Türkiye’nin Ham Petrol İhracatı
Türkiye’nin ham petrol ihracatı, 2002 yılında 4 milyar doları geçen ham petrol ithalatına karşılık, ancak 3,2 milyon dolar olarak gerçekleşmiştir. Yok sayılacak düzeydeki ihracat genellikle tek seferlik anlaşmalar sonucu gerçekleşmekte, süreklilik arz etmemektedir.
Türkiye’nin çok sınırlı düzeydeki ham petrol ihracatı, 1999 yılında, İtalya’ya 4,3 milyon dolar değerinde petrol ihraç edilmesi sonucu 5 milyon doların üzerine çıkmıştır. Hollanda’ya 1998 yılında 2,6 ve 2000 yılında 4,7 milyon dolar düzeylerinde petrol ihraç edilmiştir. 2001 ve 2002 yıllarında ABD’ye yıllık 3 milyon dolar civarında ihracat yapılmıştır. ABD’nin enerji arzını çeşitlendirme politikasına dayanarak, Suudi Arabistan, Meksika, Kanada gibi önemli ham petrol tedarikçilerinin yanında, ikincil olarak başvurduğu ülkeler arasına Türkiye de katılmıştır. Boru hatlarına ağırlık verilmesi ve Türkiye’nin transit ülke konumuna getirilmesi, Türkiye’nin ham petrol ihracatını artıracaktır.
2003 yılında henüz Şubat ayında ihracat rakamı 2,8 milyon dolara ulaşmıştır. Bu artış, Irak Harekatı’ndan önce ABD’de Bush hükümetinin stoklama amacıyla petrol talebini artırmasından kaynaklanmıştır.

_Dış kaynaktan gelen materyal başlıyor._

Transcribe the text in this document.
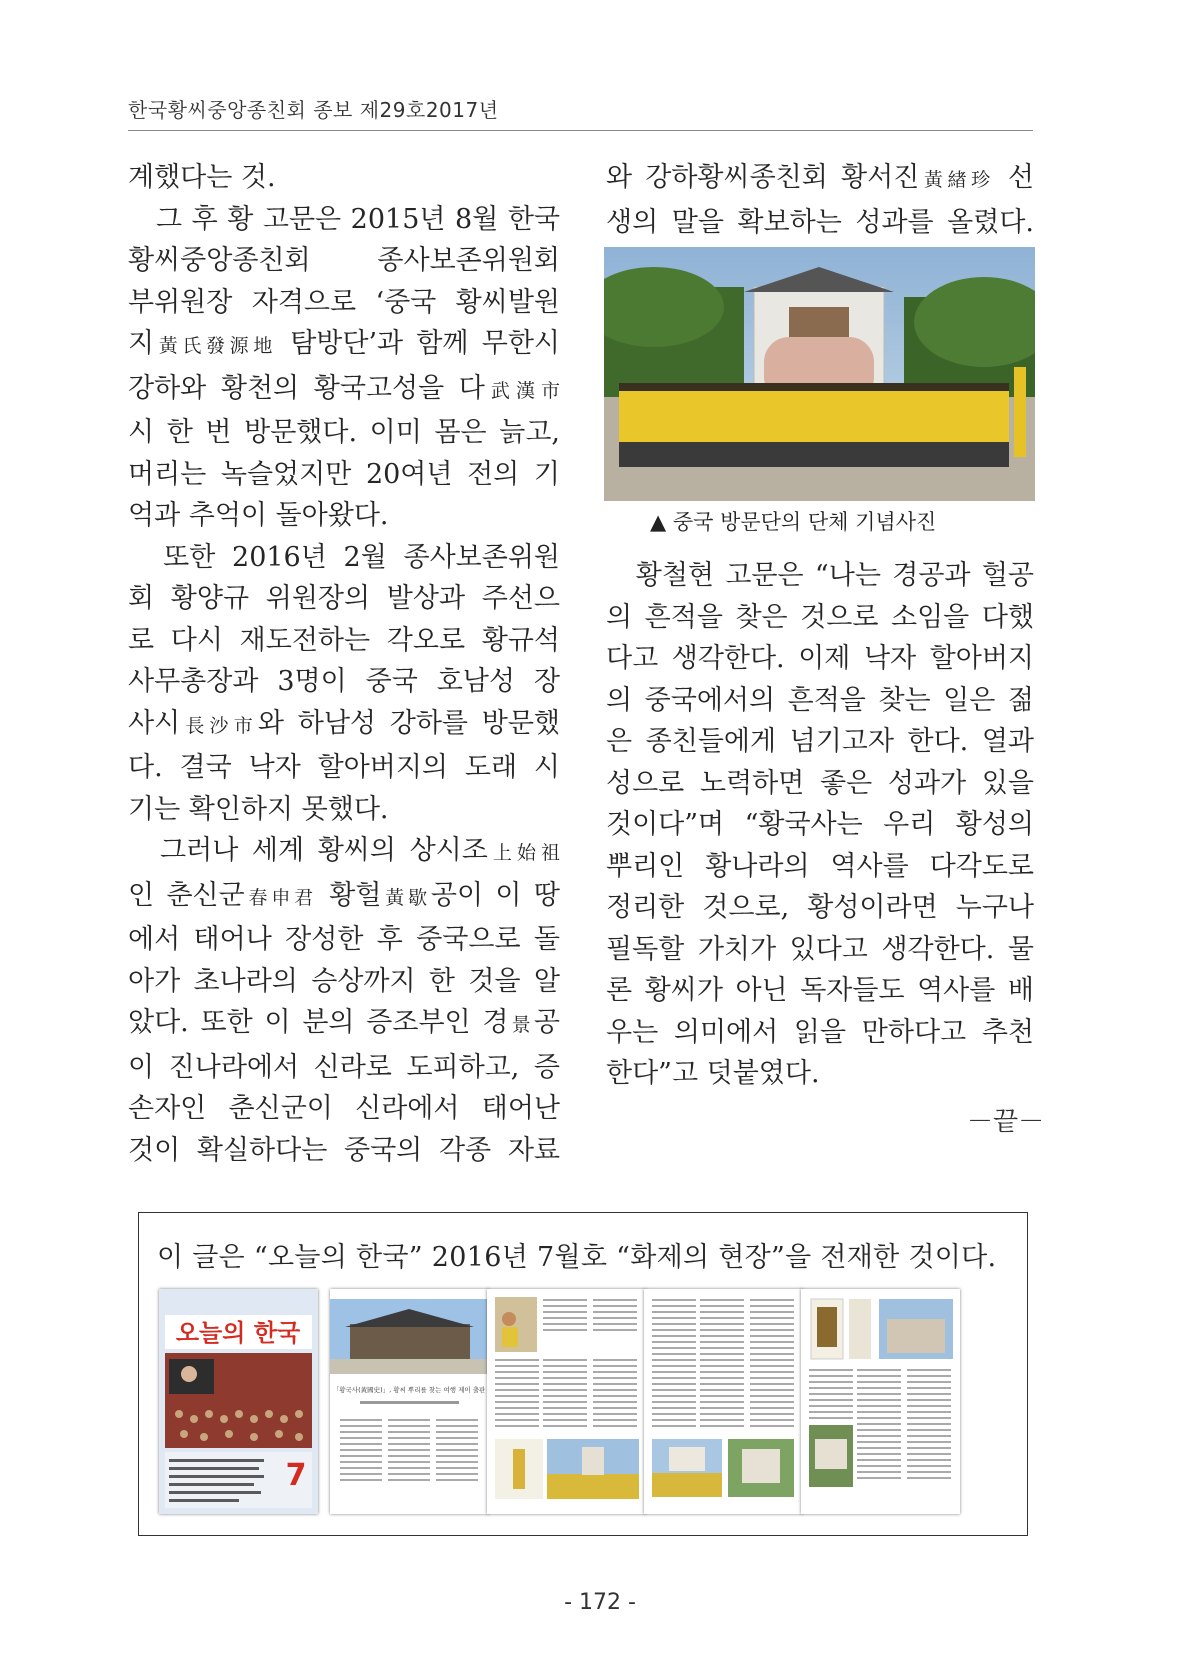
한국황씨중앙종친회 종보 제29호2017년

계했다는 것.

　그 후 황 고문은 2015년 8월 한국

황씨중앙종친회 종사보존위원회

부위원장 자격으로 ‘중국 황씨발원

지黃氏發源地 탐방단’과 함께 무한시

강하와 황천의 황국고성을 다武漢市

시 한 번 방문했다. 이미 몸은 늙고,

머리는 녹슬었지만 20여년 전의 기

억과 추억이 돌아왔다.

　또한 2016년 2월 종사보존위원

회 황양규 위원장의 발상과 주선으

로 다시 재도전하는 각오로 황규석

사무총장과 3명이 중국 호남성 장

사시長沙市와 하남성 강하를 방문했

다. 결국 낙자 할아버지의 도래 시

기는 확인하지 못했다.

　그러나 세계 황씨의 상시조上始祖

인 춘신군春申君 황헐黃歇공이 이 땅

에서 태어나 장성한 후 중국으로 돌

아가 초나라의 승상까지 한 것을 알

았다. 또한 이 분의 증조부인 경景공

이 진나라에서 신라로 도피하고, 증

손자인 춘신군이 신라에서 태어난

것이 확실하다는 중국의 각종 자료

와 강하황씨종친회 황서진黃緖珍 선

생의 말을 확보하는 성과를 올렸다.

▲ 중국 방문단의 단체 기념사진

　황철현 고문은 “나는 경공과 헐공

의 흔적을 찾은 것으로 소임을 다했

다고 생각한다. 이제 낙자 할아버지

의 중국에서의 흔적을 찾는 일은 젊

은 종친들에게 넘기고자 한다. 열과

성으로 노력하면 좋은 성과가 있을

것이다”며 “황국사는 우리 황성의

뿌리인 황나라의 역사를 다각도로

정리한 것으로, 황성이라면 누구나

필독할 가치가 있다고 생각한다. 물

론 황씨가 아닌 독자들도 역사를 배

우는 의미에서 읽을 만하다고 추천

한다”고 덧붙였다.

－끝－
이 글은 “오늘의 한국” 2016년 7월호 “화제의 현장”을 전재한 것이다.
오늘의 한국
7
「황국사(黃國史)」, 황씨 뿌리를 찾는 여행 제이 출판
- 172 -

Ancak, Irak harekatından sonraki aylarda petrol ihracatı, Türkiye’nin, Irak petrollerinin dünya pazarlarına açılmasında etkin rol olmasına bağlıdır. Irak petrollerinin Türkiye üzerinden batıya taşınmasını sağlayan 965 km uzunluğundaki Kerkük-Yumurtalık Boru Hattı, Türkiye’nin üstleneceği rolde stratejik öneme sahiptir. Türkiye’ye 350 milyon dolar gelir getiren boru hattının gelirlerinin, 2003 yılı Nisan ayı başındaki Irak Harekatı sırasında, 160 milyon dolara düştüğü belirtilmiştir.[1] Günde 1,1 milyon ton petrol taşıma kapasitesi olan boru hattı ile, I. Körfez Krizi’nden önce 700 bin varil petrol pompalanmakta iken[2], 2001 yılında 230 bin 855, 2002 yılında ise 175 bin 667 varil petrol taşınabilmiştir.[3] Irak’ta 2003 Nisan başında gerçekleşen operasyonun ardından hat yoluyla günde 400 bin varil ham petrol taşınabileceği hesaplanmaktadır.[4] BOTAŞ’ın hazırladığı bir raporda, ABD Enerji Bakanlığı’nın boru hatları üzerinde çalışma yaptığı ve 1948’den bu yana kullanılmayan, Kerkük’ten başlayan ve Lübnan üzerinden İsrail’in Hayfa Limanı’na uzanan Kerkük-Hayfa Boru Hattı’nın, Kerkük-Yumurtalık Boru Hattı yerine, kullanıma tekrar açılması olasılığı üzerinde durdukları belirtilmiştir.[5] Ancak, ABD Büyükelçisi Robert Pearson, Enerji Bakanı Hilmi Güler’e Kerkük-Yumurtalık boru hattına alternatif hat düşünülmediğini taahhüt etmiştir.[6] Boru hattının önümüzdeki dönemde oynayacağı role ilişkin tartışmalar devam ederken, 12.06.2003 tarihinde boru hattına bombayla sabotaj yapılmış, boru hattında iki ayrı patlama gerçekleşmiştir.[7]